Don't forget that, in terms of the actual filesystem layout, it is
perfectly OK to have e.g.

    file  Network/Socket.hs
    dir   NetWork/Socket
    file  Network/Socket/Types.hs

Scenario 3
You are managing a software engineering project.  Several people
are working more-or-less independently on different sections of the
program.  To avoid mistakes with files, you give each one a separate
directory to place their code in.  But in Haskell'98 this is not
enough to ensure that they invent module names that do not clash with
other developers' modules.  So you insist that everyone also uses a
prefix-naming scheme for each appropriate sub-task.

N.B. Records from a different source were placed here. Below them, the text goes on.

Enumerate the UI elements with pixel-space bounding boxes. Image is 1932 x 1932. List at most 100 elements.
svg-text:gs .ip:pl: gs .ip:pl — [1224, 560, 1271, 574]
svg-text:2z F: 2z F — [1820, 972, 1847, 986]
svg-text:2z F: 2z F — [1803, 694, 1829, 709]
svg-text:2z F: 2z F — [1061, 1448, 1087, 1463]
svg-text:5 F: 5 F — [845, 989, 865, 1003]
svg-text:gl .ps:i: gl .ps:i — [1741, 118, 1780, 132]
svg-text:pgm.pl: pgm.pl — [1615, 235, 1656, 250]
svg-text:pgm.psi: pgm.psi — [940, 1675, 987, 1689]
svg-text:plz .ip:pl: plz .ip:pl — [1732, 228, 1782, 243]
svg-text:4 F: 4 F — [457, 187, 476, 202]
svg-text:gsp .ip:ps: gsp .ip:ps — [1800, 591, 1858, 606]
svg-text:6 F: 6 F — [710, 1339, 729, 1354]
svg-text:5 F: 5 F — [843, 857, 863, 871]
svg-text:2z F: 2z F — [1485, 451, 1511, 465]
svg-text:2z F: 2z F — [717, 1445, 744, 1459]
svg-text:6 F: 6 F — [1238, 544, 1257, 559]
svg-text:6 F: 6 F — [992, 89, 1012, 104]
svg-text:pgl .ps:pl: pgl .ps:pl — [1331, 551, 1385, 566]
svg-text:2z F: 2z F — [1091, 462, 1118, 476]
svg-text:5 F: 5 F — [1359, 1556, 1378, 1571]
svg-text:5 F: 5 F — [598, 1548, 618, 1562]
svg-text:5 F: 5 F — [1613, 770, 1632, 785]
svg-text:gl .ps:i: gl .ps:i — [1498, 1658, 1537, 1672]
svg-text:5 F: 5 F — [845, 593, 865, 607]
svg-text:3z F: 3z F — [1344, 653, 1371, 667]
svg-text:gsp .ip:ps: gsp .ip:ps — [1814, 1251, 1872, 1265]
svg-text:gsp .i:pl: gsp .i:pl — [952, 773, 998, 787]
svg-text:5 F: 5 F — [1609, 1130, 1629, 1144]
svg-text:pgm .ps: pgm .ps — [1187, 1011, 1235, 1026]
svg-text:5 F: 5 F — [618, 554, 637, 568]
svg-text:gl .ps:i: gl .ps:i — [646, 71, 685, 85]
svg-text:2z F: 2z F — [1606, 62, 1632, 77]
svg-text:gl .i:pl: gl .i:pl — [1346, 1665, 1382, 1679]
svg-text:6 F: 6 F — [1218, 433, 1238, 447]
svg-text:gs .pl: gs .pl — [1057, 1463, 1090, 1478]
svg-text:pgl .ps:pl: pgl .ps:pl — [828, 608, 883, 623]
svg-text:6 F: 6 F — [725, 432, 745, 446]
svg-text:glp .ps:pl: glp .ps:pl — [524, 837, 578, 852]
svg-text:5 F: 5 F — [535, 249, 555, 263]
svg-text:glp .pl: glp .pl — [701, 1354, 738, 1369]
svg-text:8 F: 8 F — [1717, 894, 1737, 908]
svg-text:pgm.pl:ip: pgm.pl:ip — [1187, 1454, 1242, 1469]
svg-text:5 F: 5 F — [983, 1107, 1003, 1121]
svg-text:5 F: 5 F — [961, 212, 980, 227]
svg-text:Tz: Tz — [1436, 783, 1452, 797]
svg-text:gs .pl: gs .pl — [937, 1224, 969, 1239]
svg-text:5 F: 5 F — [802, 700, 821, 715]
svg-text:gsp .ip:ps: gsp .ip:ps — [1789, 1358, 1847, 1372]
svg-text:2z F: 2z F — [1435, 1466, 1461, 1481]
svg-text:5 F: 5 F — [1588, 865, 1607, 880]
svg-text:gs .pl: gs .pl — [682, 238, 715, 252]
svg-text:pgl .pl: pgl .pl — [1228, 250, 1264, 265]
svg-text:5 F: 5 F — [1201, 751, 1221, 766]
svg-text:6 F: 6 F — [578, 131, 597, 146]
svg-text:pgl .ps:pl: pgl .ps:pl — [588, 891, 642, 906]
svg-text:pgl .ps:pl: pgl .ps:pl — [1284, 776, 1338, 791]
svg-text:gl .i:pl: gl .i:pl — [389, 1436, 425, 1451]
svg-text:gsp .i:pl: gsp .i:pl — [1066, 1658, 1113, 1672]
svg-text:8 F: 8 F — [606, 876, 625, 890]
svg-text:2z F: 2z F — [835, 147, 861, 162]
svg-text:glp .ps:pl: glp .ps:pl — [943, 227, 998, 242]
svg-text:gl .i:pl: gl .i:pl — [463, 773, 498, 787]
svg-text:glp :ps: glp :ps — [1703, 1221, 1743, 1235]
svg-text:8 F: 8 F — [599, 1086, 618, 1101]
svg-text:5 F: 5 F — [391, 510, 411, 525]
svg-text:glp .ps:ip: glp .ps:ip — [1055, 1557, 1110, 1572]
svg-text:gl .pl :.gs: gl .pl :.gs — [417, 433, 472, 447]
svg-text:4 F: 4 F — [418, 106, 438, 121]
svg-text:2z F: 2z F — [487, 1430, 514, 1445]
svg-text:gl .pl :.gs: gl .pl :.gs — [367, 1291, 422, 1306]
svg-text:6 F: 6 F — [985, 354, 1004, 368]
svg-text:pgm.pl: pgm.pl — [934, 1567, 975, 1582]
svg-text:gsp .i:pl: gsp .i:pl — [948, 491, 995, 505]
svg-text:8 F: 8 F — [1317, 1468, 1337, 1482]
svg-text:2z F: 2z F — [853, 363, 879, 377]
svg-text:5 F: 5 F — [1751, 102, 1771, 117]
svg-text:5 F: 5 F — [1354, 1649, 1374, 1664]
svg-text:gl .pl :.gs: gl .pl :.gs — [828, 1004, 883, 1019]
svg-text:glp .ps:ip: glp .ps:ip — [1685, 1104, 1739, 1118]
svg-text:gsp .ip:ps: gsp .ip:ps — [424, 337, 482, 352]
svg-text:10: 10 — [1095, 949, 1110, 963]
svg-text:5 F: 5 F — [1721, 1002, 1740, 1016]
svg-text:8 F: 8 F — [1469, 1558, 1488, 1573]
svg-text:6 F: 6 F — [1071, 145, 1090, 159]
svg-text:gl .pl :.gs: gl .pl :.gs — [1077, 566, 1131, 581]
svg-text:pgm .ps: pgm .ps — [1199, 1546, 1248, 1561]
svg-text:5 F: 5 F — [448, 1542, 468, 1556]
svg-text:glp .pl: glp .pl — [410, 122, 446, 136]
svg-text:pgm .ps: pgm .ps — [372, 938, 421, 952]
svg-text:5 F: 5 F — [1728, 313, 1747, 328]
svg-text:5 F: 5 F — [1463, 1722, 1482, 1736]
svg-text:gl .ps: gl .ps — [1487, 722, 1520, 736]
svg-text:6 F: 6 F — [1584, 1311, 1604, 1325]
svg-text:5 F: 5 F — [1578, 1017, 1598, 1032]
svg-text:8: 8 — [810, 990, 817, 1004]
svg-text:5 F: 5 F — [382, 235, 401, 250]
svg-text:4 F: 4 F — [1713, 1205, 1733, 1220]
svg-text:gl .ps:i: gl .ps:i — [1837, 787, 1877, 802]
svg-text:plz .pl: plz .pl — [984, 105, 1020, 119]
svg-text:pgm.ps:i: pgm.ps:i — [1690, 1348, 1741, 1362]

For instance, here is a sketch of the layout of the Galois Connection
team's entry in the ICFP 2000 programming contest:

    dir  CSG			-- constructive solid geometry
    file CSG/CSG.hs
    file CSG/CSGConstruct.hs
    file CSG/CSGGeometry.hs
    file CSG/CSGInterval.hs
    dir  Fran			-- Fran-style animation
    file Fran/FranLite.hs
    file Fran/FranCSG.hs
    dir  GML			-- interpreter for little language
    file GML/GMLData.hs
    file GML/GMLParse.hs
    file GML/GMLPrimitives.hs

So now the problem is that to actually build the software, you need
to write a Makefile that descends into these directories.  Or maybe
you use 'hmake' like so:

    hmake examples/chess.hs -ICSG -IFran -IGML -IRayTrace -package text

Note how many sub-directories you must remember to add to the
command line (this applies equally for compiler options in Makefiles).
Note also the inconsistency between compiling and linking /my/ modules,
against using and linking a "standard" hslibs module from package text.

Isn't there a simpler way?  Yes.  Namespaces.  Prefix naming is no
longer needed inside directories, because the directory name is /part/
of the module name:

    file CSG.hs			-- re-exports everything from the CSG dir
    dir  CSG
    file CSG/Construct.hs
    file CSG/Geometry.hs
    file CSG/Interval.hs
    dir  Fran
    file Fran/Lite.hs
    file Fran/CSG.hs		-- does not conflict with top-level CSG.hs
    dir  GML
    file GML/Data.hs
    file GML/Parse.hs
    file GML/Primitives.hs

And now, the commandline to 'hmake' (or compiler options in a Makefile)
becomes simply:

    hmake examples/chess.hs -I.

You only need to specify the root of the module tree (-I.), and all
modules in all subdirectories can be found via their full namespace
path as used in the source files.  Note also that, whereas previously
we needed to specify a package for whatever hslibs modules were
used, now the compiler/hmake already knows the root of the installed
hslibs tree and can use the same mechanism to find and link "standard"
modules as for user modules.

From this example it should be clear that the use of module namespaces
is of benefit to ordinary programs that may never become public,
quite aside from any benefits we expect to derive in managing
publically-distributed library code.

What now?
Ok, so that's my proposal.  The implementers of some of the main
Haskell systems have seen a presentation of these ideas, and seemed to
like them.  Namespaces are already implemented in nhc98 (v1.02) and
hmake (v2.02) if you want to play with them.  I expect some discussion
to refine this proposal on the '' list, to
which everyone interested is invited.

Once we have nailed down the precise design, we need to get matching
implementations in all systems.  I have rashly volunteered to implement
the lexical/parsing/module-search changes in any Haskell system that
no-one else volunteers for (probably ghc, Hugs, possibly hbc).

But after that we will still have many more decisions to take about
individual libraries, precise naming, build systems, and so on, not
to mention actually writing the libraries.  Get involved.  Contribute.